When discussing interest groups in my government classes, I always try to bring up the Tobacco Master Settlement Agreement as an example of how interest groups and government can work together to create laws that benefit both of them. The tobacco settlement is a good example of a way that the government can try to regulate things in our society that are viewed as harmful, and many people think government should try to use this sort of an agreement as a basis for similar agreements between the government and any industry that supposedly does something harmful.
That's not my view of this agreement. I view the Tobacco Master Settlement Agreement as the tobacco industry trading liability for protection, and paying money to make the government force competitors out of business. I view the TMSA as government-endorsed thuggery, the collusion between the four biggest tobacco companies and the government, setting up a marketplace much the way the mob does where the government only allows certain people to compete, and only then at a price, and in return for that price they are not responsible for the harm their products produce and do not have to worry about competition.
Go back a couple years ago and read this article from Reason Magazine called Puff, the Magic Settlement.
This just isn't old history. Today Jonah Goldberg in an article called 'Big Business' Democrats reminded me of this agreement. The TMSA is viewed as a model of success by many to emulate. They think that if you sit Big Business and Big Government down at the table together, magically Big Business will pay millions of dollars in damages and no longer cause problems. They don't realize that there was a deal made, and the deal was to screw over the American public so that both Business and Government would win.

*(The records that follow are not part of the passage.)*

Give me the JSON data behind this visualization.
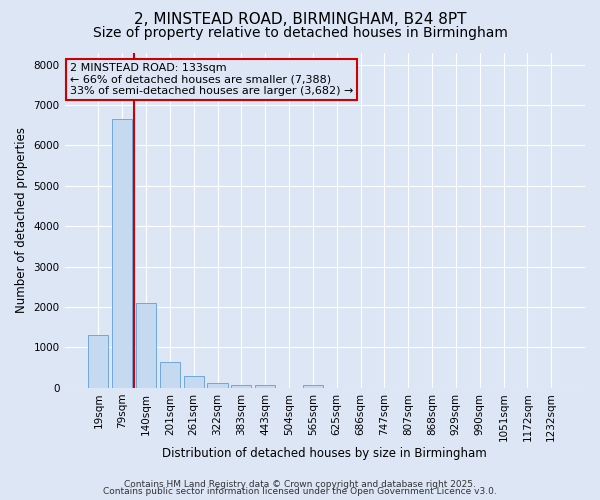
{
  "title1": "2, MINSTEAD ROAD, BIRMINGHAM, B24 8PT",
  "title2": "Size of property relative to detached houses in Birmingham",
  "xlabel": "Distribution of detached houses by size in Birmingham",
  "ylabel": "Number of detached properties",
  "categories": [
    "19sqm",
    "79sqm",
    "140sqm",
    "201sqm",
    "261sqm",
    "322sqm",
    "383sqm",
    "443sqm",
    "504sqm",
    "565sqm",
    "625sqm",
    "686sqm",
    "747sqm",
    "807sqm",
    "868sqm",
    "929sqm",
    "990sqm",
    "1051sqm",
    "1172sqm",
    "1232sqm"
  ],
  "values": [
    1300,
    6650,
    2100,
    650,
    300,
    130,
    80,
    60,
    0,
    60,
    0,
    0,
    0,
    0,
    0,
    0,
    0,
    0,
    0,
    0
  ],
  "bar_color": "#c5d9f1",
  "bar_edge_color": "#6fa8dc",
  "vline_color": "#cc0000",
  "vline_bin_index": 2,
  "annotation_text": "2 MINSTEAD ROAD: 133sqm\n← 66% of detached houses are smaller (7,388)\n33% of semi-detached houses are larger (3,682) →",
  "annotation_box_color": "#cc0000",
  "ylim": [
    0,
    8300
  ],
  "yticks": [
    0,
    1000,
    2000,
    3000,
    4000,
    5000,
    6000,
    7000,
    8000
  ],
  "bg_color": "#dce6f5",
  "grid_color": "#ffffff",
  "footer1": "Contains HM Land Registry data © Crown copyright and database right 2025.",
  "footer2": "Contains public sector information licensed under the Open Government Licence v3.0.",
  "title1_fontsize": 11,
  "title2_fontsize": 10,
  "xlabel_fontsize": 8.5,
  "ylabel_fontsize": 8.5,
  "tick_fontsize": 7.5,
  "annotation_fontsize": 8,
  "footer_fontsize": 6.5
}
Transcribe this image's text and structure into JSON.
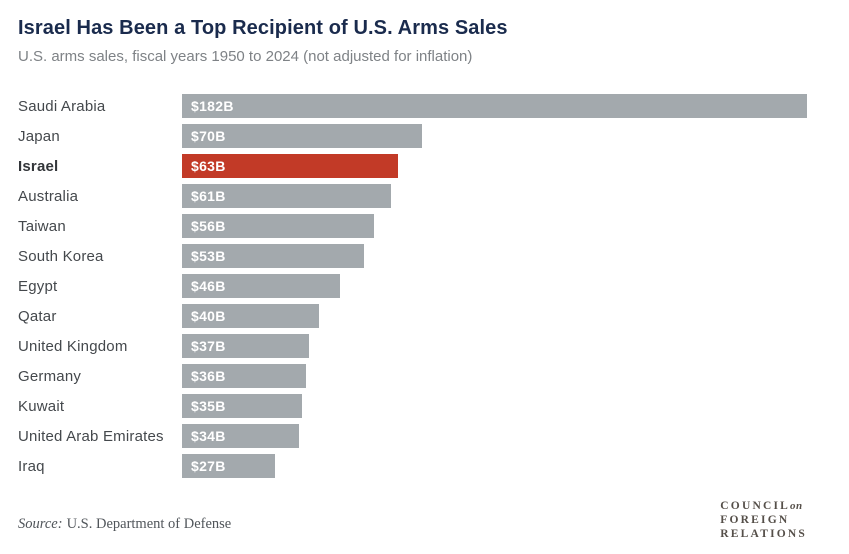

Cap-and-trade is a similar agreement to the one the tobacco industry struck. The winners are big energy businesses, the losers are the people. In this agreement GE and other major energy companies stand to make billions from carbon pricing, thanks largely to investments in technologies that cannot survive in a free market without massive subsidies from Uncle Sam. GE chief Jeffrey Immelt cheerleads big government as "an industry policy champion, a financier and a key partner."
Healthcare is a similar agreement to the one the tobacco industry struck. The winners are big healthcare businesses, the losers are the people. The healthcare industry has mostly been trying to cut insider deals with the government, not fighting to defend the status quo, and if the healthcare bill goes forward, Big Pharma and Big Hospital will have figured out a way to transfer billions of dollars to them and keep them safe from competition, while politicians will cheer what they call 'reforms.'
The backbone of America is freedom to enter the marketplace and protection of property from unjust takings. But when Big Business and Big Government work together, the Big Loser is America.